Ingredients:

  • 6 slices Thick-cut bacon, diced (170g)
  • 1 large Yellow onion, finely chopped (200g)
  • 3 cloves Garlic, minced
  • 2 stalks Celery, diced (100g)
  • 6 cups Frozen sweet corn (900g)
  • 1.5 lbs Russet potatoes, peeled and cut into 1/2-inch cubes (680g)
  • 1 lb Boneless, skinless chicken thighs (450g)
  • 1 tsp Smoked paprika
  • 1 tsp Dried thyme
  • 1/2 tsp Cayenne pepper
  • 4 cups Low-sodium chicken stock (950ml)
  • 1 cup Heavy cream (240ml)
  • 2 tbsp Cornstarch (30g)
  • 1 tbsp cold water
  • 1 cup Sharp cheddar cheese, shredded (115g)
  • Salt and freshly cracked black pepper to taste

Instructions:

  1. Place the 6 slices of diced bacon in a skillet over medium heat and cook until the fat renders and the bits are crispy.
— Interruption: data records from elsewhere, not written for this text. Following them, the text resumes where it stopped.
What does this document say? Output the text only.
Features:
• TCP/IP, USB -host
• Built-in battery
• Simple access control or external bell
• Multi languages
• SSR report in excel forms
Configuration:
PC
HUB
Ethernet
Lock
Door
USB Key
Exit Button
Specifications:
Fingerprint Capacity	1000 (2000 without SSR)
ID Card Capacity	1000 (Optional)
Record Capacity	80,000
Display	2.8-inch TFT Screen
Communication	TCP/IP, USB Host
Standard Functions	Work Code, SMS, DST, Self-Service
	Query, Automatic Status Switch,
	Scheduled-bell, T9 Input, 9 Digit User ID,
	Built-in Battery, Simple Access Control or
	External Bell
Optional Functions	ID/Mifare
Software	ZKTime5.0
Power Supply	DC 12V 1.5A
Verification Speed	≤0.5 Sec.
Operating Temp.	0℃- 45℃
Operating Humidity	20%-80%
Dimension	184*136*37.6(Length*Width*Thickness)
Note: This provides the flavor foundation for the entire dish.
  2. Add the chopped onion, celery, and garlic to the bacon fat in the skillet. Sauté 5 minutes until the onions are translucent and fragrant.
  3. Transfer the bacon and onion mixture into the slow cooker, then add the 6 cups of frozen corn and 1.5 lbs of diced potatoes.
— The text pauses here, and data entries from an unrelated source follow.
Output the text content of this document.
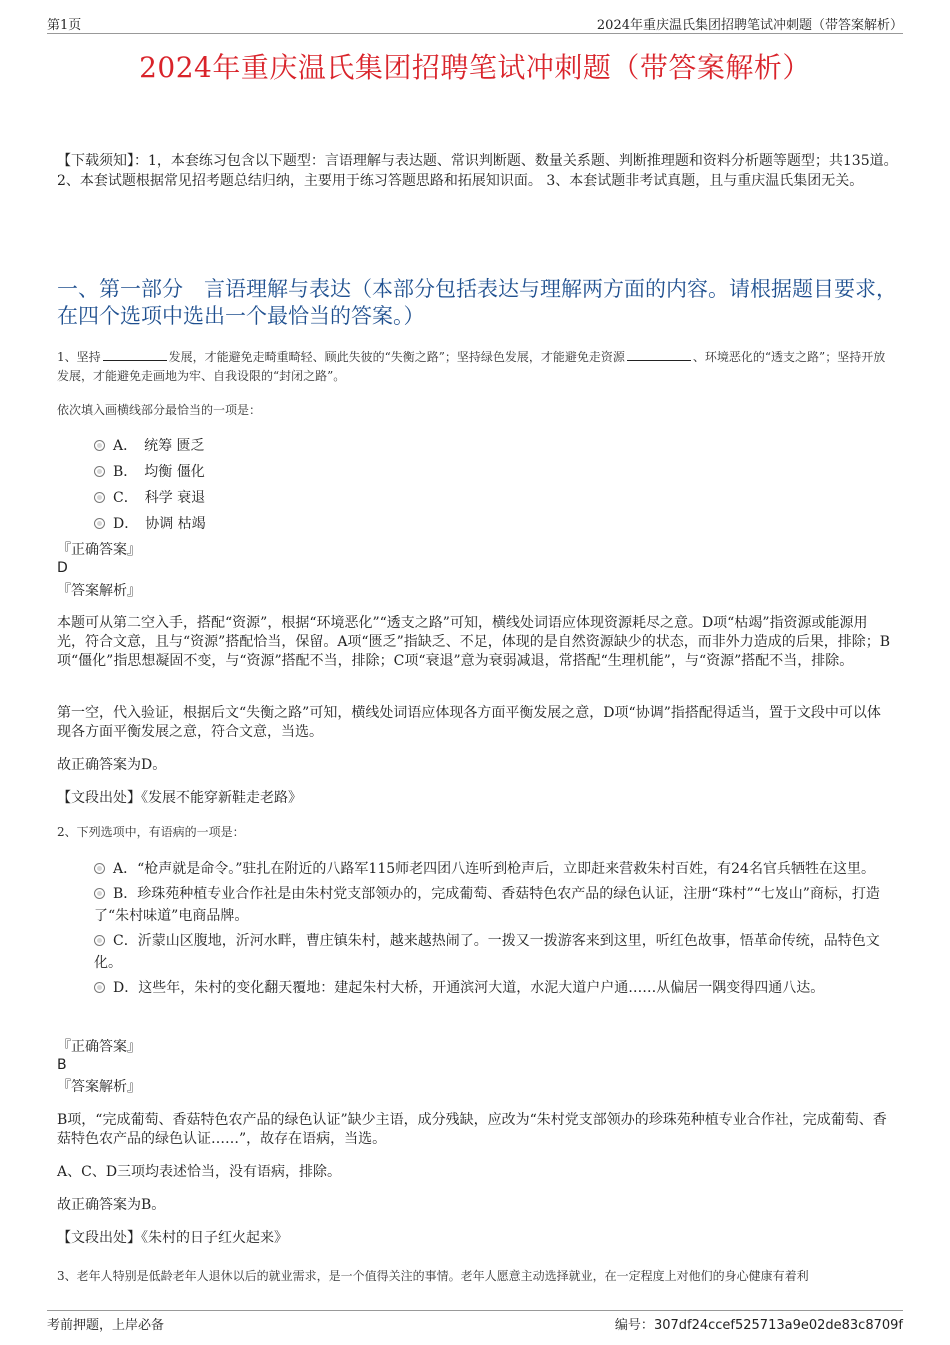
第1页	2024年重庆温氏集团招聘笔试冲刺题（带答案解析）
2024年重庆温氏集团招聘笔试冲刺题（带答案解析）
【下载须知】：1，本套练习包含以下题型：言语理解与表达题、常识判断题、数量关系题、判断推理题和资料分析题等题型；共135道。 2、本套试题根据常见招考题总结归纳，主要用于练习答题思路和拓展知识面。 3、本套试题非考试真题，且与重庆温氏集团无关。
一、第一部分　言语理解与表达（本部分包括表达与理解两方面的内容。请根据题目要求，在四个选项中选出一个最恰当的答案。）
1、坚持	发展，才能避免走畸重畸轻、顾此失彼的“失衡之路”；坚持绿色发展，才能避免走资源	、环境恶化的“透支之路”；坚持开放发展，才能避免走画地为牢、自我设限的“封闭之路”。
依次填入画横线部分最恰当的一项是：
A．　统筹 匮乏
B．　均衡 僵化
C．　科学 衰退
D．　协调 枯竭
『正确答案』
D
『答案解析』
本题可从第二空入手，搭配“资源”，根据“环境恶化”“透支之路”可知，横线处词语应体现资源耗尽之意。D项“枯竭”指资源或能源用光，符合文意，且与“资源”搭配恰当，保留。A项“匮乏”指缺乏、不足，体现的是自然资源缺少的状态，而非外力造成的后果，排除；B项“僵化”指思想凝固不变，与“资源”搭配不当，排除；C项“衰退”意为衰弱减退，常搭配“生理机能”，与“资源”搭配不当，排除。
第一空，代入验证，根据后文“失衡之路”可知，横线处词语应体现各方面平衡发展之意，D项“协调”指搭配得适当，置于文段中可以体现各方面平衡发展之意，符合文意，当选。
故正确答案为D。
【文段出处】《发展不能穿新鞋走老路》
2、下列选项中，有语病的一项是：
A．“枪声就是命令。”驻扎在附近的八路军115师老四团八连听到枪声后，立即赶来营救朱村百姓，有24名官兵牺牲在这里。
B．珍珠苑种植专业合作社是由朱村党支部领办的，完成葡萄、香菇特色农产品的绿色认证，注册“珠村”“七岌山”商标，打造了“朱村味道”电商品牌。
C．沂蒙山区腹地，沂河水畔，曹庄镇朱村，越来越热闹了。一拨又一拨游客来到这里，听红色故事，悟革命传统，品特色文化。
D．这些年，朱村的变化翻天覆地：建起朱村大桥，开通滨河大道，水泥大道户户通……从偏居一隅变得四通八达。
『正确答案』
B
『答案解析』
B项，“完成葡萄、香菇特色农产品的绿色认证”缺少主语，成分残缺，应改为“朱村党支部领办的珍珠苑种植专业合作社，完成葡萄、香菇特色农产品的绿色认证……”，故存在语病，当选。
A、C、D三项均表述恰当，没有语病，排除。
故正确答案为B。
【文段出处】《朱村的日子红火起来》
3、老年人特别是低龄老年人退休以后的就业需求，是一个值得关注的事情。老年人愿意主动选择就业，在一定程度上对他们的身心健康有着利
考前押题，上岸必备	编号：307df24ccef525713a9e02de83c8709f
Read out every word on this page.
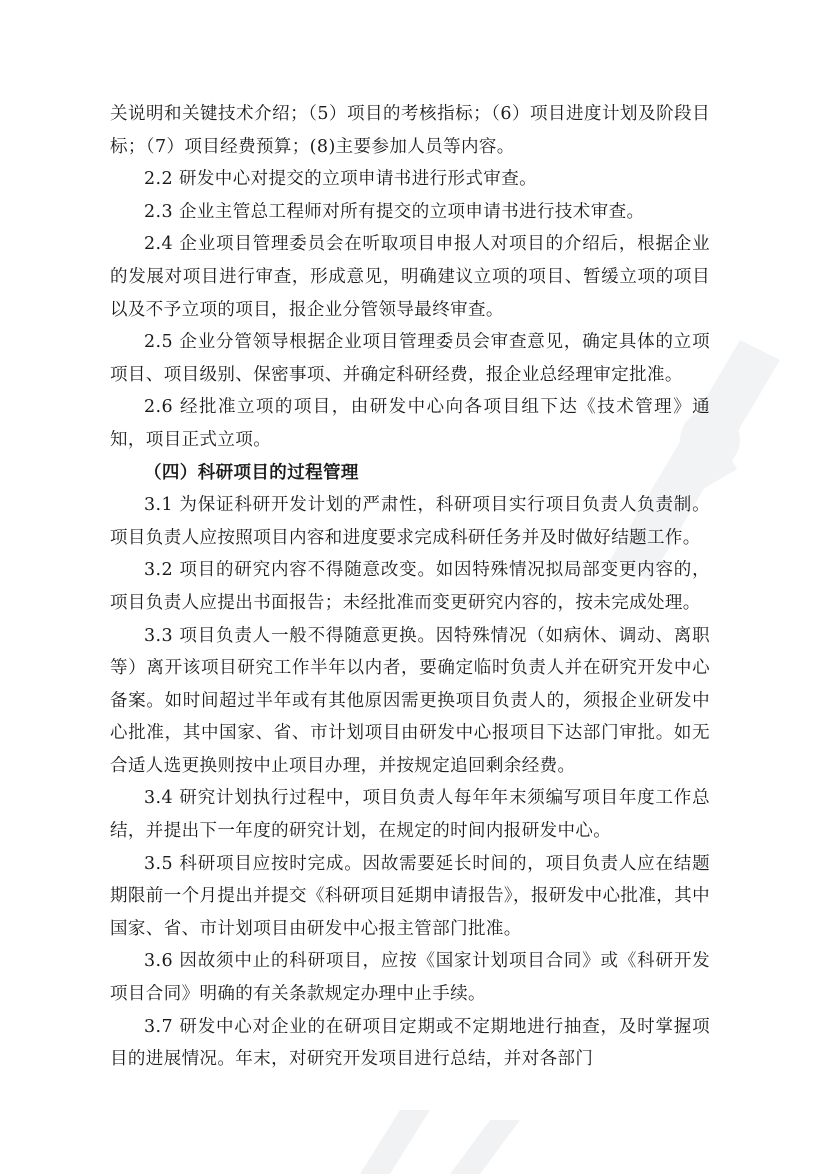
关说明和关键技术介绍；（5）项目的考核指标；（6）项目进度计划及阶段目标；（7）项目经费预算；(8)主要参加人员等内容。

2.2 研发中心对提交的立项申请书进行形式审查。

2.3 企业主管总工程师对所有提交的立项申请书进行技术审查。

2.4 企业项目管理委员会在听取项目申报人对项目的介绍后，根据企业的发展对项目进行审查，形成意见，明确建议立项的项目、暂缓立项的项目以及不予立项的项目，报企业分管领导最终审查。

2.5 企业分管领导根据企业项目管理委员会审查意见，确定具体的立项项目、项目级别、保密事项、并确定科研经费，报企业总经理审定批准。

2.6 经批准立项的项目，由研发中心向各项目组下达《技术管理》通知，项目正式立项。

（四）科研项目的过程管理

3.1 为保证科研开发计划的严肃性，科研项目实行项目负责人负责制。项目负责人应按照项目内容和进度要求完成科研任务并及时做好结题工作。

3.2 项目的研究内容不得随意改变。如因特殊情况拟局部变更内容的，项目负责人应提出书面报告；未经批准而变更研究内容的，按未完成处理。

3.3 项目负责人一般不得随意更换。因特殊情况（如病休、调动、离职等）离开该项目研究工作半年以内者，要确定临时负责人并在研究开发中心备案。如时间超过半年或有其他原因需更换项目负责人的，须报企业研发中心批准，其中国家、省、市计划项目由研发中心报项目下达部门审批。如无合适人选更换则按中止项目办理，并按规定追回剩余经费。

3.4 研究计划执行过程中，项目负责人每年年末须编写项目年度工作总结，并提出下一年度的研究计划，在规定的时间内报研发中心。

3.5 科研项目应按时完成。因故需要延长时间的，项目负责人应在结题期限前一个月提出并提交《科研项目延期申请报告》，报研发中心批准，其中国家、省、市计划项目由研发中心报主管部门批准。

3.6 因故须中止的科研项目，应按《国家计划项目合同》或《科研开发项目合同》明确的有关条款规定办理中止手续。

3.7 研发中心对企业的在研项目定期或不定期地进行抽查，及时掌握项目的进展情况。年末，对研究开发项目进行总结，并对各部门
  4. Season the 1 lb of chicken thighs with salt, pepper, smoked paprika, thyme, and cayenne, then place them on top of the vegetables.
  5. Pour the 4 cups of chicken stock over everything. Note: Do not worry if the liquid does not completely submerge the chicken; it will sink as it cooks.
  6. Cover and cook on LOW for 7 hours. Note: Avoid opening the lid during this time as it lets out significant heat.
  7. Remove the chicken thighs from the pot, shred them using two forks, and return the meat to the slow cooker.
  8. In a small bowl, whisk the 2 tbsp of cornstarch with 1 tbsp of cold water until completely smooth and milky.
  9. Stir the slurry and the 1 cup of heavy cream into the pot. Note: The liquid will start to look glossy and thick almost immediately.
  10. Stir in the 1 cup of shredded cheddar cheese. Cook on LOW for an additional 15 minutes until the cheese is fully melted and the soup is bubbly.